Count Avg Size Min Size Max Size Total Size Total Time Name
12 - - - - 850.3410us Gpu page fault groups
$ nvcc -arch=sm_75 -o t65 t65.cu -DUSE_FIX
$ nvprof ./t65
==2192== NVPROF is profiling process 2192, command: ./t65
==2192== Profiling application: ./t65
==2192== Profiling result:
Type Time(%) Time Calls Avg Min Max Name
GPU activities: 62.56% 47.167us 1 47.167us 47.167us 47.167us add(int, float*, float*)
37.44% 28.223us 1 28.223us 28.223us 28.223us init(int, float*, float*)

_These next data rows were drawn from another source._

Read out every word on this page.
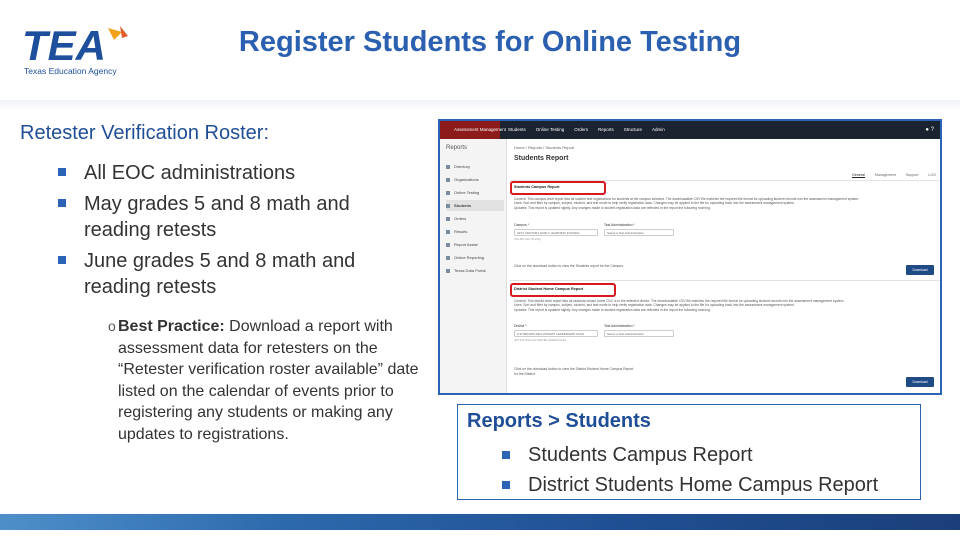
TEA
Texas Education Agency
Register Students for Online Testing
Retester Verification Roster:
All EOC administrations
May grades 5 and 8 math and reading retests
June grades 5 and 8 math and reading retests
o Best Practice: Download a report with assessment data for retesters on the “Retester verification roster available” date listed on the calendar of events prior to registering any students or making any updates to registrations.
Assessment Management Students Online Testing Orders Reports Structure Admin	● ?
Reports
Directory
Organizations
Online Testing
Students
Orders
Results
Report Assist
Online Reporting
Texas Data Portal
Home / Reports / Students Report
Students Report
General	Management	Support	LOG
Students Campus Report
Content: This campus-level report lists all student test registrations for students at the campus selected. The downloadable CSV file matches the required file format for uploading student records into the assessment management system.
Uses: Sort and filter by campus, subject, student, and test mode to help verify registration data. Changes may be applied to the file for uploading back into the assessment management system.
Updates: This report is updated nightly. Any changes made to student registration data are reflected in the report the following morning.
Campus *
21ST CENTURY EARLY LEARNING FOUNDA
(101-867-001 (IN-143))
Test Administration *
Select a Test Administration
Click on the download button to view the Students report for the Campus.
Download
District Student Home Campus Report
Content: This district-level report lists all students whose home CDC is in the selected district. The downloadable CSV file matches the required file format for uploading student records into the assessment management system.
Uses: Sort and filter by campus, subject, student, and test mode to help verify registration data. Changes may be applied to the file for uploading back into the assessment management system.
Updates: This report is updated nightly. Any changes made to student registration data are reflected in the report the following morning.
District *
A W BROWN-FELLOWSHIP LEADERSHIP ACAD
(057-816 (DALLAS CENTER-GREENVILLE))
Test Administration *
Select a Test Administration
Click on the download button to view the District Student Home Campus Report for the District.
Download
Reports > Students
Students Campus Report
District Students Home Campus Report
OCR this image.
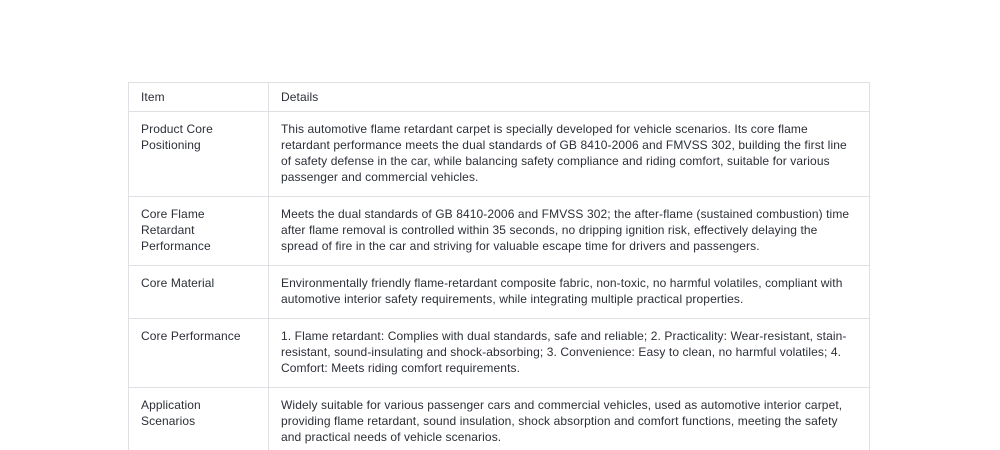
Item	Details
Product Core Positioning	This automotive flame retardant carpet is specially developed for vehicle scenarios. Its core flame retardant performance meets the dual standards of GB 8410-2006 and FMVSS 302, building the first line of safety defense in the car, while balancing safety compliance and riding comfort, suitable for various passenger and commercial vehicles.
Core Flame Retardant Performance	Meets the dual standards of GB 8410-2006 and FMVSS 302; the after-flame (sustained combustion) time after flame removal is controlled within 35 seconds, no dripping ignition risk, effectively delaying the spread of fire in the car and striving for valuable escape time for drivers and passengers.
Core Material	Environmentally friendly flame-retardant composite fabric, non-toxic, no harmful volatiles, compliant with automotive interior safety requirements, while integrating multiple practical properties.
Core Performance	1. Flame retardant: Complies with dual standards, safe and reliable; 2. Practicality: Wear-resistant, stain-resistant, sound-insulating and shock-absorbing; 3. Convenience: Easy to clean, no harmful volatiles; 4. Comfort: Meets riding comfort requirements.
Application Scenarios	Widely suitable for various passenger cars and commercial vehicles, used as automotive interior carpet, providing flame retardant, sound insulation, shock absorption and comfort functions, meeting the safety and practical needs of vehicle scenarios.
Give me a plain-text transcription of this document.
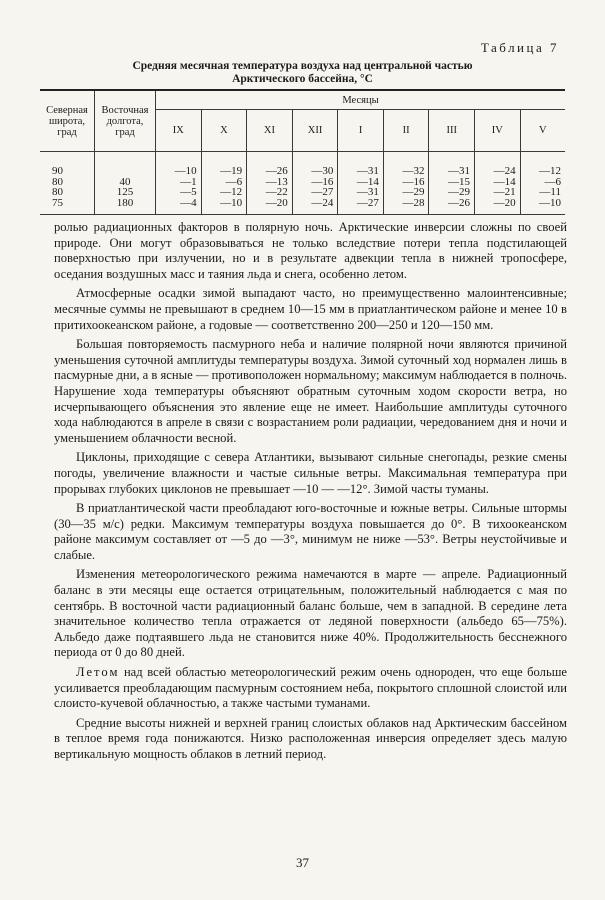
Таблица 7
Средняя месячная температура воздуха над центральной частью
Арктического бассейна, °С
Северная широта, град	Восточная долгота, град	Месяцы								
		IX	X	XI	XII	I	II	III	IV	V
90		—10	—19	—26	—30	—31	—32	—31	—24	—12
80	40	—1	—6	—13	—16	—14	—16	—15	—14	—6
80	125	—5	—12	—22	—27	—31	—29	—29	—21	—11
75	180	—4	—10	—20	—24	—27	—28	—26	—20	—10

ролью радиационных факторов в полярную ночь. Арктические инверсии сложны по своей природе. Они могут образовываться не только вследствие потери тепла подстилающей поверхностью при излучении, но и в результате адвекции тепла в нижней тропосфере, оседания воздушных масс и таяния льда и снега, особенно летом.

Атмосферные осадки зимой выпадают часто, но преимущественно малоинтенсивные; месячные суммы не превышают в среднем 10—15 мм в приатлантическом районе и менее 10 в притихоокеанском районе, а годовые — соответственно 200—250 и 120—150 мм.

Большая повторяемость пасмурного неба и наличие полярной ночи являются причиной уменьшения суточной амплитуды температуры воздуха. Зимой суточный ход нормален лишь в пасмурные дни, а в ясные — противоположен нормальному; максимум наблюдается в полночь. Нарушение хода температуры объясняют обратным суточным ходом скорости ветра, но исчерпывающего объяснения это явление еще не имеет. Наибольшие амплитуды суточного хода наблюдаются в апреле в связи с возрастанием роли радиации, чередованием дня и ночи и уменьшением облачности весной.

Циклоны, приходящие с севера Атлантики, вызывают сильные снегопады, резкие смены погоды, увеличение влажности и частые сильные ветры. Максимальная температура при прорывах глубоких циклонов не превышает —10 — —12°. Зимой часты туманы.

В приатлантической части преобладают юго-восточные и южные ветры. Сильные штормы (30—35 м/с) редки. Максимум температуры воздуха повышается до 0°. В тихоокеанском районе максимум составляет от —5 до —3°, минимум не ниже —53°. Ветры неустойчивые и слабые.

Изменения метеорологического режима намечаются в марте — апреле. Радиационный баланс в эти месяцы еще остается отрицательным, положительный наблюдается с мая по сентябрь. В восточной части радиационный баланс больше, чем в западной. В середине лета значительное количество тепла отражается от ледяной поверхности (альбедо 65—75%). Альбедо даже подтаявшего льда не становится ниже 40%. Продолжительность бесснежного периода от 0 до 80 дней.

Летом над всей областью метеорологический режим очень однороден, что еще больше усиливается преобладающим пасмурным состоянием неба, покрытого сплошной слоистой или слоисто-кучевой облачностью, а также частыми туманами.

Средние высоты нижней и верхней границ слоистых облаков над Арктическим бассейном в теплое время года понижаются. Низко расположенная инверсия определяет здесь малую вертикальную мощность облаков в летний период.

37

API calls: 99.39% 96.413ms 2 48.206ms 20.312us 96.392ms cudaMallocManaged
0.19% 182.79us 2 91.394us 16.462us 166.33us cudaMemPrefetchAsync
0.12% 112.34us 114 985ns 93ns 35.158us cuDeviceGetAttribute
0.09% 87.379us 1 87.379us 87.379us 87.379us cuLibraryLoadData
0.08% 78.244us 2 39.122us 33.997us 44.247us cudaFree
0.07% 64.200us 1 64.200us 64.200us 64.200us cudaDeviceSynchronize
0.05% 51.041us 2 25.520us 11.435us 39.606us cudaLaunchKernel
0.01% 8.3590us 1 8.3590us 8.3590us 8.3590us cuDeviceGetName
0.01% 7.5140us 1 7.5140us 7.5140us 7.5140us cuDeviceGetPCIBusId
0.00% 963ns 3 321ns 167ns 622ns cuDeviceGetCount
0.00% 487ns 2 243ns 108ns 379ns cuDeviceGet
0.00% 434ns 1 434ns 434ns 434ns cuDeviceTotalMem
0.00% 226ns 1 226ns 226ns 226ns cuModuleGetLoadingMode
0.00% 192ns 1 192ns 192ns 192ns cuDeviceGetUuid
$
We see that the duration of the init
kernel drops to something that is roughly comparable to the duration of the add
kernel, and it removes all page fault reporting.
You can get additional discussion of managed memory behavior in unit 6 of this online training series.